January 5 I Sunday
“One day Jesus was praying in a certain place. When He finished, one of His disciples said to Him, ‘Lord, teach us to pray, just as John taught his disciples.’” —Luke 11:1
“Lord, teach us to pray,” a request from one of
Jesus’s disciples. Scripture does not reveal who said that line but whoever he was, that disciple must have longed for something he had seen in Jesus’s relationship with the Father.
Prayer is a means of intimacy with God, not just through the time we spend on our knees, but also in the constant sense of being in communion with God that we are able to enjoy throughout the day. This is probably what Paul meant when he wrote, “pray without ceasing” (1 Thessalonians 5:17, NKJV). Paul’s instruction is not for us to keep our hands together and eyes closed without ceasing. Rather, in the whole of our life—no matter what we are doing or who we are with—our constant touch with God becomes second nature. Brother Lawrence echoes this thought in The Practice of the Presence of God, where he describes the prayer life as simply practicing the presence of God as we bring God into every part of our daily life.
While prayer is our connection with God, there are times when we do not know what to pray for. Paul tells us, “In the same way, the Spirit helps us in our weakness. We do not know what we ought to pray for, but the Spirit Himself intercedes for us through wordless groans” (Romans 8:26). No matter how long we have been a Christian or how well developed our prayer life may be, we all need help.
Prayer and a Spirit-filled life are very closely connected. In E. M. Bounds’s book Power Through Prayer, he writes, “The Church is looking for better methods; God is looking for better men.” The Holy Spirit does not flow through methods, anoint machineries or empower plans but He flows through, anoints and empowers people.

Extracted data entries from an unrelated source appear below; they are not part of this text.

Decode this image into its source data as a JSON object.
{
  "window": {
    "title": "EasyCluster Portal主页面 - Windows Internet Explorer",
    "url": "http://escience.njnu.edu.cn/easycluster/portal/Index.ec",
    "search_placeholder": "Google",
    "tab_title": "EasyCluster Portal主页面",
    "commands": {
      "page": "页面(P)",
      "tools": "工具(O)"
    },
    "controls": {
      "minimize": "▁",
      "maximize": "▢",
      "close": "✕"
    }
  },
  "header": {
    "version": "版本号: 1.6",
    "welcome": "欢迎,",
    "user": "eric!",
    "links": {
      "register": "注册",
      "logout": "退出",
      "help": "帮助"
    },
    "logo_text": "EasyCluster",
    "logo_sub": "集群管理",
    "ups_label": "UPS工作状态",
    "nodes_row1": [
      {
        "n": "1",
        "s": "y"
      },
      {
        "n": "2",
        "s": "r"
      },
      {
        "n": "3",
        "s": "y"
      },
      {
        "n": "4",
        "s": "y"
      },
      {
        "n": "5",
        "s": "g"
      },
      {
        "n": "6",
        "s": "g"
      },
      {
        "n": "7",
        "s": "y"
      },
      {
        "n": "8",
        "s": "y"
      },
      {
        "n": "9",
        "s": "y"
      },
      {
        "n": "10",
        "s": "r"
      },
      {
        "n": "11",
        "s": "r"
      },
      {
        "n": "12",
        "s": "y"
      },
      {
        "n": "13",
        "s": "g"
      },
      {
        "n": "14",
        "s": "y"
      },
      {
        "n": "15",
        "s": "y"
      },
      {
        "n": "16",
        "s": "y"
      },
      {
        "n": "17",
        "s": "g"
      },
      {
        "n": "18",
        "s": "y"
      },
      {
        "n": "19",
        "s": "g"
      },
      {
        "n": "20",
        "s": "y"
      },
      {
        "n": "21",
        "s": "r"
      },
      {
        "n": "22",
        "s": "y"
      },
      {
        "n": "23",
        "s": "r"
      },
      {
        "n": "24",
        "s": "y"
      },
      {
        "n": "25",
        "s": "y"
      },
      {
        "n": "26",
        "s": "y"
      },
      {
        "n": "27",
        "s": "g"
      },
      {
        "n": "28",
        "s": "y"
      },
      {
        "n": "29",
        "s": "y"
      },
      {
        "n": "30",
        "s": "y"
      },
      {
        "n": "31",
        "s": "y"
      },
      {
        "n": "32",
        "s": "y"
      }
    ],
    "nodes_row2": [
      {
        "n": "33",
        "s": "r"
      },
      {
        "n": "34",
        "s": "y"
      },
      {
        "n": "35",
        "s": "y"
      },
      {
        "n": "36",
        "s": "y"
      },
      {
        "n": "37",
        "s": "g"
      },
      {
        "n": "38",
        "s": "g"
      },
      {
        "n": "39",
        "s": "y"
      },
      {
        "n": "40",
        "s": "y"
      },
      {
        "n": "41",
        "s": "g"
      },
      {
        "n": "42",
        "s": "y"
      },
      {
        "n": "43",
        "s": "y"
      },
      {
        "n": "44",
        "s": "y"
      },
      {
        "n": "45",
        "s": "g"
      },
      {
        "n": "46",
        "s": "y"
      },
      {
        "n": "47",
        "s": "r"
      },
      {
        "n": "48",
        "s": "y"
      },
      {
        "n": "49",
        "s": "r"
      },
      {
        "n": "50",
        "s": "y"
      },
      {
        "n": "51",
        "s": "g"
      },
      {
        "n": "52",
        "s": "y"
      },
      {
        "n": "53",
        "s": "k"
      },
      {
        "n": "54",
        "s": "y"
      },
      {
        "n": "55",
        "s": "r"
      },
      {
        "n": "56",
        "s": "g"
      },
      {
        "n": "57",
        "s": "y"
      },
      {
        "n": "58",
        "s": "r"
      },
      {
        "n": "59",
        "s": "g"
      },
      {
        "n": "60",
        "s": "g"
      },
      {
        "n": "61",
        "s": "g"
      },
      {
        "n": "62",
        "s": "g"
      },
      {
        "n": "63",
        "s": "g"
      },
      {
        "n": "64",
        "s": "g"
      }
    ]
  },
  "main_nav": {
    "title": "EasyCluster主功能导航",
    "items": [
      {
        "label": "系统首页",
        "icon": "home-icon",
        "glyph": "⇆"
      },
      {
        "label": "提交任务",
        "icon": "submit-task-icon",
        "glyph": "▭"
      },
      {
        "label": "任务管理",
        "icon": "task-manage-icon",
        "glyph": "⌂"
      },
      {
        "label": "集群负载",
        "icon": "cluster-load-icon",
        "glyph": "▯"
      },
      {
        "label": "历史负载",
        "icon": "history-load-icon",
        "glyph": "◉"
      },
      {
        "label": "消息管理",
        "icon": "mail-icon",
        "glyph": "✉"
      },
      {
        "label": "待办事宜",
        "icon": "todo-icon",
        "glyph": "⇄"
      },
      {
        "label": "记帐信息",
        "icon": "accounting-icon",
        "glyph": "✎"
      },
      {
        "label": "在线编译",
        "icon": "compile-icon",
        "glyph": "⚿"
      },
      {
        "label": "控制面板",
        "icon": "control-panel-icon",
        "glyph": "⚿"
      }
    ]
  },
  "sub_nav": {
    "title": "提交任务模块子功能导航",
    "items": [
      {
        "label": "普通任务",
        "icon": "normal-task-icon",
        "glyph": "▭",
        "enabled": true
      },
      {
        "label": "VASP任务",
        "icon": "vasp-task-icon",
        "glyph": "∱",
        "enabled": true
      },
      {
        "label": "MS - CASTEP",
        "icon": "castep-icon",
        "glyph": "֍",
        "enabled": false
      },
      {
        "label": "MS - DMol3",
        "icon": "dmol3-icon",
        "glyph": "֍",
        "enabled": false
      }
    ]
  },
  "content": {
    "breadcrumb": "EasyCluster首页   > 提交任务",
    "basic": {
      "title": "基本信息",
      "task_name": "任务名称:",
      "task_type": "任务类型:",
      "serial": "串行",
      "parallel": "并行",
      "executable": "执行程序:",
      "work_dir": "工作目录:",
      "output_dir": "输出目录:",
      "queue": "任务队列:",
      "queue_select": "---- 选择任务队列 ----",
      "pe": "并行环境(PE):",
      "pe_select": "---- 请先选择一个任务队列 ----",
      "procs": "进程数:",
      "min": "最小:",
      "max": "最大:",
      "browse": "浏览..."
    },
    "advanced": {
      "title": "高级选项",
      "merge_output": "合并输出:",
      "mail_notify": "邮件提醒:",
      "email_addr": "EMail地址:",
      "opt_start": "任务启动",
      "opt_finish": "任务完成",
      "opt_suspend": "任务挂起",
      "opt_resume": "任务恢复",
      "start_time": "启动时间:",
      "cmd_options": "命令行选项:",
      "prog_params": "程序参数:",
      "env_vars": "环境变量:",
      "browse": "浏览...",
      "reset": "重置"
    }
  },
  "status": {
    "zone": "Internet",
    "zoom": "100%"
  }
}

W. Graham Scroggie’s book, Method in Prayer, says, “One of the biggest mistakes that a Christian can ever make is to imagine that increased social or spiritual activity can be any compensation for the lack of secret communion with God.” No spiritual activity can be a substitute for a lack of spiritual communion with God. Scroggie tells us in the same book, “A prayerful life is always a powerful life; and a prayerless life is always a powerless life.” Not that prayer itself is powerful, but prayer is the means whereby God, who alone is powerful, can work through, engage with and work in us.
When the disciple said, “teach us to pray,” he was asking Jesus to teach us to connect with God because the focus of prayer is a journey into the heart of God.
Prayer: Powerful God, thank You for working powerfully in my life. Help me pray without ceasing so that the practice of Your presence in my life becomes second nature. Amen!